To be Welsh on Sunday
(This prose poem should be read out loud, fast, and in a single breath!)

              To be Welsh on Sunday in a dry area of Wales is to wish, for the only time in your life,  that you were English and civilized,  and that you had a car or a bike and could drive or pedal to your heart’s desire, the county next door, wet on Sundays, where the pubs never shut  and the bar is a paradise of elbows in your ribs and the dark liquids flow, not warm, not cold, just right, and family and friends are there beside you  shoulder to shoulder, with the old ones sitting  indoors by the fire in winter or outdoors in summer,  at a picnic table under the trees or beneath an umbrella that says Seven Up and Pepsi (though nobody drinks them) and the umbrella is a sunshade on an evening like this when the sun is still high  and the children tumble on the grass playing  soccer and cricket and it’s “Watch your beer, Da!” as the gymnasts vault over the family dog till it hides beneath the table and snores and twitches until “Time,  Gentlemen, please!” and the nightmare is upon us as the old school bell, ship’s bell, rings out its brass warning and people leave the Travellers’ Rest, the Ffynnon Wen,  The Ty Coch, The Antelope, The Butcher’s, The Deri, The White Rose, The Con Club, the Plough and Harrow,  The Flora, The Woodville, The Pant Mawr, The Cow and Snuffers — God bless them all, I knew them in my prime.

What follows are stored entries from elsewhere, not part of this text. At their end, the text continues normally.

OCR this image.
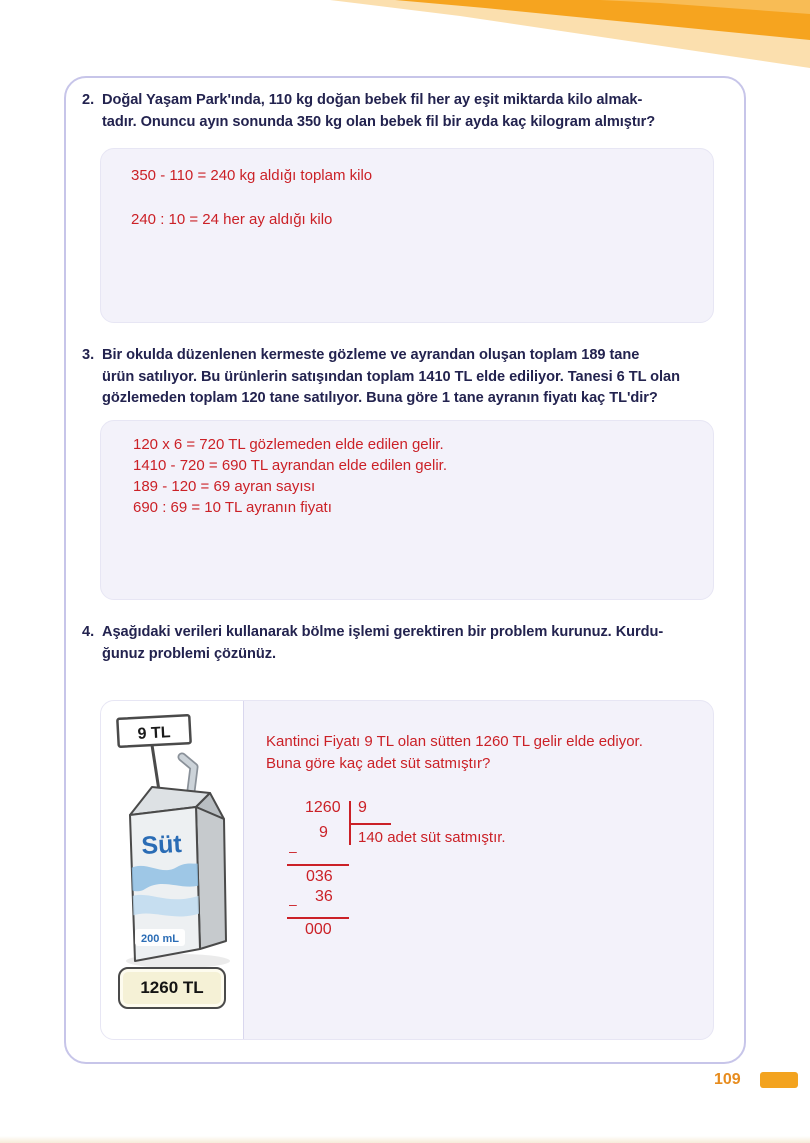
2. Doğal Yaşam Park'ında, 110 kg doğan bebek fil her ay eşit miktarda kilo almak-
tadır. Onuncu ayın sonunda 350 kg olan bebek fil bir ayda kaç kilogram almıştır?
350 - 110 = 240 kg aldığı toplam kilo
240 : 10 = 24 her ay aldığı kilo
3. Bir okulda düzenlenen kermeste gözleme ve ayrandan oluşan toplam 189 tane
ürün satılıyor. Bu ürünlerin satışından toplam 1410 TL elde ediliyor. Tanesi 6 TL olan
gözlemeden toplam 120 tane satılıyor. Buna göre 1 tane ayranın fiyatı kaç TL'dir?
120 x 6 = 720 TL gözlemeden elde edilen gelir.
1410 - 720 = 690 TL ayrandan elde edilen gelir.
189 - 120 = 69 ayran sayısı
690 : 69 = 10 TL ayranın fiyatı
4. Aşağıdaki verileri kullanarak bölme işlemi gerektiren bir problem kurunuz. Kurdu-
ğunuz problemi çözünüz.
9 TL
Süt
200 mL
1260 TL
Kantinci Fiyatı 9 TL olan sütten 1260 TL gelir elde ediyor.
Buna göre kaç adet süt satmıştır?
1260 9
140 adet süt satmıştır.
9
–
036
36
–
000
109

Comment: I wonder how many other ‘serious drinkers’ or ‘amateurs’ remember these pubs and clubs. And, oh yes, there were so many more. The Mexico Fountain, The Tennis Court, The Old Market Tavern, The New Market Tavern, The Load of Hay, all those many colored dragons: green, black, blue … the Three Lamps, the Cricketers, the Villiers Arms, the Birchgrove Arms, the Rose and Shamrock, several Red Dragons, the Church, the Black Swan, I can’t remember how many different Georges, and Kings’ Heads, the Vine Tree, the Sun, the Oak tree, the Penguin, the Naval Volunteer, the Quadrant, the Coronation Tap, the Mauretania, The White Horse, the Black Horse, the Old Grey Mare … so many memories, and all deniable, and I’ll never forget the Wheelbarrow Race (ask me about it), nor Pickety Witch, one of those pubs at which I never stopped!

Midnight

A great NB Winery

Midnight

Primary red, this label, and the wine, fresh-drawn,
plucked from the bottle, tumbling tinto, into the glass.

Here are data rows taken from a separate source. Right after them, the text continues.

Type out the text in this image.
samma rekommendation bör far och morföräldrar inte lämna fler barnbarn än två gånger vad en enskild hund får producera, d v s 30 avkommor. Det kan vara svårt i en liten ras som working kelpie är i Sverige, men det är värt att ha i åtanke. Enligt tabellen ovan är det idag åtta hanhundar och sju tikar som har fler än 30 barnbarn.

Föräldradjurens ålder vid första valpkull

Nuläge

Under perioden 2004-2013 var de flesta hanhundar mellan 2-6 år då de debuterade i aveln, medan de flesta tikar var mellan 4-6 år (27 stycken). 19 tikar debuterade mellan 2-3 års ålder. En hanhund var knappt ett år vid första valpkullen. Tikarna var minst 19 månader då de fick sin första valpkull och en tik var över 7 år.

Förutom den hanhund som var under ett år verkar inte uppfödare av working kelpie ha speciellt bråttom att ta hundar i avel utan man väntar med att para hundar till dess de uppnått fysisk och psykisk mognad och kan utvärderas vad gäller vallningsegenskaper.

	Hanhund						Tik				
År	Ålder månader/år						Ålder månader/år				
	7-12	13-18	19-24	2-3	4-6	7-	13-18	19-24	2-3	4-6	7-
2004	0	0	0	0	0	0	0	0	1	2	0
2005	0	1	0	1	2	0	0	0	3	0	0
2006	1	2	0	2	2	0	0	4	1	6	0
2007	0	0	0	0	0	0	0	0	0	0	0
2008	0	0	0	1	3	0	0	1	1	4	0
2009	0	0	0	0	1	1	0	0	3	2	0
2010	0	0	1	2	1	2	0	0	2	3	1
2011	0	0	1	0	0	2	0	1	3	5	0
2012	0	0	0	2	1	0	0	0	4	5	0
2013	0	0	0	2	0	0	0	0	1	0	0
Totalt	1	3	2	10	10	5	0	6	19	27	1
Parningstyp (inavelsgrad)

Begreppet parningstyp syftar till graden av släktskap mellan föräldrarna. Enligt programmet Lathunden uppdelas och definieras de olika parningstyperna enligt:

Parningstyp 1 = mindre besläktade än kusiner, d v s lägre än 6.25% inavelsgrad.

Swirled, streaked ruby by overhead lights, bubbles
bright with hints of garnet, purple, brick at meniscus.

Sniffed, it smells of warm autumn days, scintillating
leaves, just crisping, turning color, and fruit all ripe.

Tasted: fruit bursts into hints of raspberries,
strawberries, spices, a touch of garrigue, mysterious.

Wine descends like water on a dry, hot, dusty day,
or rain after drought, when thirsty lands lap up

liquids, and rejoice in moisture’s blessings.
Raised now the glass, vineyard and vintners toasted,

midnight greeted, saluted the old day past and gone,
welcomed the fresh day walking in, swaddled, new born.